Partenariat One Inc ManageMy : les paiements numériques dans l'assuran

Un nouveau partenariat entre One Inc et ManageMy connecte directement les assureurs aux réseaux de paiement instantané. Mais le vrai sujet, c'est que toute une industrie cesse enfin de traiter les paiements comme une question secondaire.

Visualisation abstraite de nœuds connectés et de flux de paiement représentant l'intégration numérique des paiements entre les assureurs et les réseaux de paiement

Key Takeaways

  • Le partenariat One Inc et ManageMy connecte les assureurs aux réseaux de paiement instantané, comblant un fossé infrastructure datant de décennies.
  • La rapidité des paiements est devenue une arme de fidélisation en 2020 et constitue désormais un différenciateur compétitif que les assureurs ne peuvent ignorer.
  • Ce n'est pas une innovation technologique—c'est une consolidation organisationnelle qui donne à la base clients ManageMy un accès instantané à des capacités paiement modernes.
  • La vraie question est : combien d'autres failles infrastructure dans l'assurance attendent d'être câblées ensemble par des partenariats similaires.

Le téléphone d’Ian Drysdale a sonné à 2 heures du matin pendant la pandémie. À l’autre bout du fil : un CIO d’assureur expliquant que les bureaux étaient fermés, l’imprimante de chèques inutile, et qu’il n’y avait aucun moyen d’envoyer les remboursements de primes aux clients.

Ce moment, bien plus qu’aucun pitch d’investisseur ou présentation au conseil d’administration, explique pourquoi One Inc et ManageMy viennent d’annoncer un partenariat qui restructure discrètement la façon dont les assureurs font circuler l’argent. Ce n’est pas une question d’applis flashy ou d’experts-sinistres pilotés par l’IA. C’est une question de tuyauterie—l’infrastructure ingrate qui détermine si un client est remboursé en trois jours ou trois semaines.
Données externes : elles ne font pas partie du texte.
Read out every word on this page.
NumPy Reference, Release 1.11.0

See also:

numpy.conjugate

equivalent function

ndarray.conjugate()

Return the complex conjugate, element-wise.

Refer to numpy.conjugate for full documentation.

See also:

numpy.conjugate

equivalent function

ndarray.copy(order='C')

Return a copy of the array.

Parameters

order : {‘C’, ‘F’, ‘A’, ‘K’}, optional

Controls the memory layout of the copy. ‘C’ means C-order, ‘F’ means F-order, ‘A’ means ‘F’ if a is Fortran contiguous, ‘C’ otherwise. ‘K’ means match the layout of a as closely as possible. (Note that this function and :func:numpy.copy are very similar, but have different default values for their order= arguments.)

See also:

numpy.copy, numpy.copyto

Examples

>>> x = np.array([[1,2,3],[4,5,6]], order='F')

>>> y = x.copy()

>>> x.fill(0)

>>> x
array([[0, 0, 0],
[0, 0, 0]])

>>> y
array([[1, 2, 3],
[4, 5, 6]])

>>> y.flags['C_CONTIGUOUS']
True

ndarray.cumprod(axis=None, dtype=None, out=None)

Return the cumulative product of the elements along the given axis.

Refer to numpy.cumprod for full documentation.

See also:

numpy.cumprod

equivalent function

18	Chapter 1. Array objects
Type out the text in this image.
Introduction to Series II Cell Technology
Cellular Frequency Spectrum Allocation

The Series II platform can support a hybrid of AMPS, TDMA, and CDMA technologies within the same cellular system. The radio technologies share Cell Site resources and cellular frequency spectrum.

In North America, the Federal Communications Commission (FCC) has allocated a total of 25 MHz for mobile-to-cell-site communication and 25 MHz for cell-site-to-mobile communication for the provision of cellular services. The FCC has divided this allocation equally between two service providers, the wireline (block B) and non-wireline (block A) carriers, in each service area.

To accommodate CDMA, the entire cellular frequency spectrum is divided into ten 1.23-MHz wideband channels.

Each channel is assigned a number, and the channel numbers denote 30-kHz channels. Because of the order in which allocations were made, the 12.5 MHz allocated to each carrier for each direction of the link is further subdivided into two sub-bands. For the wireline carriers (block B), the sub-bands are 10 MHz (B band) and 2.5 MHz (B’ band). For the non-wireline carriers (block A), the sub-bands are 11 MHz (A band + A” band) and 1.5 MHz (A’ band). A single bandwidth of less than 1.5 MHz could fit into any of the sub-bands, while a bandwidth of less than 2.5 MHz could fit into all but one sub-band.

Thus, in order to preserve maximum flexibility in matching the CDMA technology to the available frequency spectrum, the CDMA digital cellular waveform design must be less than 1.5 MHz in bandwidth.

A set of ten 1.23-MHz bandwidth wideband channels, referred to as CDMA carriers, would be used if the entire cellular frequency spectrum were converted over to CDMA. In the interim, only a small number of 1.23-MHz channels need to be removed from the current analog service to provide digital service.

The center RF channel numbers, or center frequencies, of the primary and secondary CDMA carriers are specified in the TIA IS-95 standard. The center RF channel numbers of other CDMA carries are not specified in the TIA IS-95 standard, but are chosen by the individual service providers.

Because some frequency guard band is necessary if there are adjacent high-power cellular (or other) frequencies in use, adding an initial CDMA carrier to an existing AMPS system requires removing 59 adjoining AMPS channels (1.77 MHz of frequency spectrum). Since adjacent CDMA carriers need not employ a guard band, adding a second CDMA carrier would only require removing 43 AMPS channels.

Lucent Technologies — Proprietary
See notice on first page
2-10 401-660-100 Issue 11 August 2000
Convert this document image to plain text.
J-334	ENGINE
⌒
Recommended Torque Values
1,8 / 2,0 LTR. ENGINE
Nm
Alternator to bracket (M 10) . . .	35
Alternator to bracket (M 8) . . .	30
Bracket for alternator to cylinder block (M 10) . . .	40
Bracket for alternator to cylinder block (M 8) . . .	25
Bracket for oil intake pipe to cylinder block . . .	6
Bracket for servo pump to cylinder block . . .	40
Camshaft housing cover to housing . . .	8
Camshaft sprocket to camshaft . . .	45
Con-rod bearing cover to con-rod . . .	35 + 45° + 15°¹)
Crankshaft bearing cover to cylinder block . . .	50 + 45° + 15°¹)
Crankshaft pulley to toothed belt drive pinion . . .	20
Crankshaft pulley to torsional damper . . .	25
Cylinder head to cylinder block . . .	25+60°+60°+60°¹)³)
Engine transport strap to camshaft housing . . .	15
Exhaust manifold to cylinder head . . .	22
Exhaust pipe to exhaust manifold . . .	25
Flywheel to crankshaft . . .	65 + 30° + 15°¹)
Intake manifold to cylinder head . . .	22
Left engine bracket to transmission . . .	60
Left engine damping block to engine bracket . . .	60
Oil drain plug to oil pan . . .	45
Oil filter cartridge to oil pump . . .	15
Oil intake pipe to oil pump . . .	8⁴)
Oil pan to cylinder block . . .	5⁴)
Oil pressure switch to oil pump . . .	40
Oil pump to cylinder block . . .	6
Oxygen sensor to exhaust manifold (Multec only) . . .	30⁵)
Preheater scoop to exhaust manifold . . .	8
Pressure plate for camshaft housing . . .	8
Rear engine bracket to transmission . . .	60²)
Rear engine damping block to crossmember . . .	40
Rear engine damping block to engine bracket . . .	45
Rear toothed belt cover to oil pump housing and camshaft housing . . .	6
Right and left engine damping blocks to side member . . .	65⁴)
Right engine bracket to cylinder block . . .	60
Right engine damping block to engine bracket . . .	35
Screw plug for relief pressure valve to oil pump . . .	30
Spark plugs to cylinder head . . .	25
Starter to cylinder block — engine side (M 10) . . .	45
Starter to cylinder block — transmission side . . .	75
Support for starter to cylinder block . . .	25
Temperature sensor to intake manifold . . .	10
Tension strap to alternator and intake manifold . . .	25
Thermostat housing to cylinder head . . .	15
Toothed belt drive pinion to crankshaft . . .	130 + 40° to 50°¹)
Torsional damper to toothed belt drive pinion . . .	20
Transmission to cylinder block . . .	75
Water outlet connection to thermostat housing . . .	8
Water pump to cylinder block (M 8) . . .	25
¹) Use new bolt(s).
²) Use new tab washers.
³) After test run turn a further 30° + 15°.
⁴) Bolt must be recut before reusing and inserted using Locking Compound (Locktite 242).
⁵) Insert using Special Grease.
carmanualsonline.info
L’architecture qui aurait pu ne jamais exister

Voilà ce que la plupart des gens ignorent sur l’assurance : les paiements sont le point de contact le plus fréquent de l’industrie avec ses clients. Versements de sinistres, collecte de primes, remboursements, virements aux tiers comme les créanciers hypothécaires—cela se produit des milliers de fois par jour dans chaque grand assureur. Pourtant, jusqu’à récemment, la majorité de ce trafic s’écoulait par des systèmes conçus dans les années 1990, quand l’instantanéité était un luxe, pas une exigence métier.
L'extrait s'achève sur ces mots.